The East Moves West: India, China, and Asia's Growing Presence in the Middle East By Geoffrey Kemp, Brookings Institution Press, 326 pages, $29.95

In this accessible yet authoritative study, Geoffrey Kemp, the director of Regional Strategic Programmes at the Nixon Centre in Washington, discusses the growing East Asian roles in the Arabian Gulf.

While leading Asian powers led by India and China have had significant presences in the region, their growing appetites for oil means that Delhi and Beijing, among others, will protect perceived interests.

How will Western countries, which enjoyed a near access monopoly for well over a century in this part of the world, react to these manifestations?

The astute Kemp, who served in the White House under Ronald Reagan as special assistant to the president for National Security Affairs and senior director for Near East and South Asian Affairs on the National Security Council staff, understands, perhaps better than most, that Western economies face serious crises.

With declining industrial capabilities and growing competition from such countries as India and China, Nato powers can no longer assert that the Gulf region is only vital to their welfare and security. Today, the world's two most populous states have a non-negligible economic presence in the region and are politically neutral, which gives them clear advantages.

This Asian footprint in the "new" Middle East infers fresh strategic concerns as local actors forge or, more accurately, strengthen existing relationships, free from the tragic burden of the moribund Arab-Israeli conflict.

This is the underlying factor in the Asian-Middle Eastern equation since few, if any, Eastern powers harbour bitter legacies associated with Western preferences of Israel over Arab countries.

Beyond contemporary antagonisms that Arab states in general, and Gulf countries in particular, display towards Western hegemony, no Asian player approaches the Middle East with any feelings of guilt about the Holocaust committed in Europe against Jews during the Second World War.

No Asian nation has any emotional stake in the Arab-Israeli conflict, which means that their relationships are straightforward, focusing on economic ties that benefit both sides.

Focus on economics

Naturally, Kemp is masterfully aware of these nuances and focuses on raw economics, which are eminently justified through the author's painstaking listings of major contracts signed during the past few decades.

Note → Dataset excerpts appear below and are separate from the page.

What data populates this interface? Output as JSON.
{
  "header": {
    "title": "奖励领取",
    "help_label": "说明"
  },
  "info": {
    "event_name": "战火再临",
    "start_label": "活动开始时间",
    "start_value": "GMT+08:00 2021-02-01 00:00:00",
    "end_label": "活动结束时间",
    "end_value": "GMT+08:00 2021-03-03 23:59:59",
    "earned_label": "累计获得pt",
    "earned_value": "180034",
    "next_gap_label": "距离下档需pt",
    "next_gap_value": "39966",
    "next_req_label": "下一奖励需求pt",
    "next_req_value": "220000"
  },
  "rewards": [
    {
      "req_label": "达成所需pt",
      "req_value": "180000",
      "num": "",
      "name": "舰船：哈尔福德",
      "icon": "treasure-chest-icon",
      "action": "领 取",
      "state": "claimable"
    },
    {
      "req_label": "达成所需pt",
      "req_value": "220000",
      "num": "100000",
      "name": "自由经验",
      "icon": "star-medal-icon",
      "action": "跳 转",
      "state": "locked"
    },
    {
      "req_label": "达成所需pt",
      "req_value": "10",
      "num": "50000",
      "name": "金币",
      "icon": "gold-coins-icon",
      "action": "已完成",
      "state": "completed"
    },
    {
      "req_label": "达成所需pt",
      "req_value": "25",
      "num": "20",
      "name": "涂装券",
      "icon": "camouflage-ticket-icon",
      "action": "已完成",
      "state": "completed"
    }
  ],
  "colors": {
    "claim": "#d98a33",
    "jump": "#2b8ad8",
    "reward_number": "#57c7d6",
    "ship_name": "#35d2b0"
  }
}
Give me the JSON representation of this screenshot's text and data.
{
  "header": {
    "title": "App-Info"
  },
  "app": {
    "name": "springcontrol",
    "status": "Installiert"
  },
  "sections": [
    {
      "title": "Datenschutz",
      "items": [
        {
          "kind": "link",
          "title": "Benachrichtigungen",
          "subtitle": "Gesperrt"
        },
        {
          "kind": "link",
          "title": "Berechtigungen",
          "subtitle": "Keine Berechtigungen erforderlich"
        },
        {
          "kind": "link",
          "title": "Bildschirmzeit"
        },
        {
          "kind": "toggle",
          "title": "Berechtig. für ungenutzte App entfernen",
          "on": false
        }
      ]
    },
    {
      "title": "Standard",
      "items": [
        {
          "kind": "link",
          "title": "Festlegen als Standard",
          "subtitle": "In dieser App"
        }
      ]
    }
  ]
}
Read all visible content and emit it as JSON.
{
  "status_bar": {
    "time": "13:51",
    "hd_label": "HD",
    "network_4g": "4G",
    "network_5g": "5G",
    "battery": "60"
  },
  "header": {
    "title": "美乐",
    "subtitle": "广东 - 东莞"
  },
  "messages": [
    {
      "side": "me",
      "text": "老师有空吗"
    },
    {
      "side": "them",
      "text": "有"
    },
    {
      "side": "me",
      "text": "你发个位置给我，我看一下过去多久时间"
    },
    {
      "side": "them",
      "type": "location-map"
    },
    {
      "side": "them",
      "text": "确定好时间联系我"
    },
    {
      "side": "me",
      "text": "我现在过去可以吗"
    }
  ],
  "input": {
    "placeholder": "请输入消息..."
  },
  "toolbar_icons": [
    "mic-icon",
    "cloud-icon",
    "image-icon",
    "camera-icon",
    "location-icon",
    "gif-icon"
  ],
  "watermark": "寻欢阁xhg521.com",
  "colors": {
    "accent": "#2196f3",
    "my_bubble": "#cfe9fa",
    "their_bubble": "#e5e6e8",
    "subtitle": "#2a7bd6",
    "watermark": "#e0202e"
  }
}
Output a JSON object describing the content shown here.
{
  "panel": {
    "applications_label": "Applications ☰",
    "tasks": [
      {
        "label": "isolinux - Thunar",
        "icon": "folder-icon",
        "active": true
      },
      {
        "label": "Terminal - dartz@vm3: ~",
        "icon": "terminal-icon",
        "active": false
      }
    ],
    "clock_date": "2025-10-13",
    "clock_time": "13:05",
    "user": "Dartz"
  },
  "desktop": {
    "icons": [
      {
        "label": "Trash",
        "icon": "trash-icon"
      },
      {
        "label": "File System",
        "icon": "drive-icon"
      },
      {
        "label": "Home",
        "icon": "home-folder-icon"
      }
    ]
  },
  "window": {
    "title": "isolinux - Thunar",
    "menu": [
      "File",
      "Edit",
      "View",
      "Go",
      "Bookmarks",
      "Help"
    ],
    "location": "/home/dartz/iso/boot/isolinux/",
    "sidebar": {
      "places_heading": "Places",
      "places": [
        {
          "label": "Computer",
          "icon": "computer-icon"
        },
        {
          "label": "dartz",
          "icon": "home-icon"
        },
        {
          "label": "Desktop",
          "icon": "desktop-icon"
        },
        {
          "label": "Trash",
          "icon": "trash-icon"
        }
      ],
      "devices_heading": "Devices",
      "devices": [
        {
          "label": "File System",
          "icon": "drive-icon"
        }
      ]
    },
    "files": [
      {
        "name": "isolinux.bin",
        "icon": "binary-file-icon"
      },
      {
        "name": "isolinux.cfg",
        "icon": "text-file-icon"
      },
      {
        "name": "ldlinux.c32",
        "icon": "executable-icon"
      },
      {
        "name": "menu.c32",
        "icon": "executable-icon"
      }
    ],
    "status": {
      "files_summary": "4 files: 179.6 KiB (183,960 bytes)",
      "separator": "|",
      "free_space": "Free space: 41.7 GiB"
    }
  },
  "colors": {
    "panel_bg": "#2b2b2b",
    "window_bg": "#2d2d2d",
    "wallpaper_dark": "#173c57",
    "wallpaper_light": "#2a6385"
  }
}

Still, one is taken aback by the affirmation that Asian capitals have a cynical attitude, concluding that what this really means is that most refrain from interfering directly in Middle East politics precisely to enhance commercial ties.

The author wonders how long such attitudes can be sustained, asking whether India and China, in particular, will not replace the United States as the latter retrenches further and abandons the burdens of hegemony.

Kemp devotes four chapters identifying the many permutations between Gulf states and each of India, China, Pakistan, Japan and Korea (grouped together). There is also a short chapter on Asia and Israel, which is useful, as one deciphers Asian policies that pertain to defence issues.

Kemp concludes that "the centrality of the Arab-Israeli conflict to Middle East stability does not seem to have had much impact on the practical decision by key Asian countries to do business with Israel" (page 145), which is telling too.

His discussion of the Indian presence in the Gulf, estimated at nearly five million individuals that toil to build and sustain the infrastructures and businesses on the Arabian peninsula, is superb.

The mere notion that each one of these workers "could support twenty people at home" is an astounding statistic. Even more telling is the fact that "20 per cent of [Saudi Arabia's estimated] 7 million expatriate" workers are Indians. These men and women serve in every imaginable capacity and, as elsewhere, act as the engines that run Arab Gulf economies.

The book also covers the strategic linkages between the Arab world and Asia. It describes and analyses infrastructure projects in the Gulf and Central Asia (chapter 6), assesses the critical maritime environment (chapter 7), and identifies uncertainties (chapter 8), that need addition.

Kemp believes that "the strongest economic ties between countries are seldom sufficient to mollify the forces of nationalism, ideology, ethnicity and religion, which are the primary causes of most wars and unresolved conflicts". This, in short, means that Asians will simply replace Western hegemony in the Gulf, cavorting when their turn comes. Perhaps.

Still, it may be possible to contemplate genuine cooperation, on a bilateral or multilateral basis, which would foster respectful and mutually beneficial ties free from familiar exploitation.

While the US may remain the dominant military power in the region, as Kemp suggests, the need to share security responsibilities with India, for example, can no longer be neglected, especially since Delhi's familiarity with the Arab world (especially in the Gulf), gives it intrinsic advantages.

 

Dr Joseph A. Kéchichian is the author of the forthcoming Legal and Political Reforms in Saudi Arabia (2011).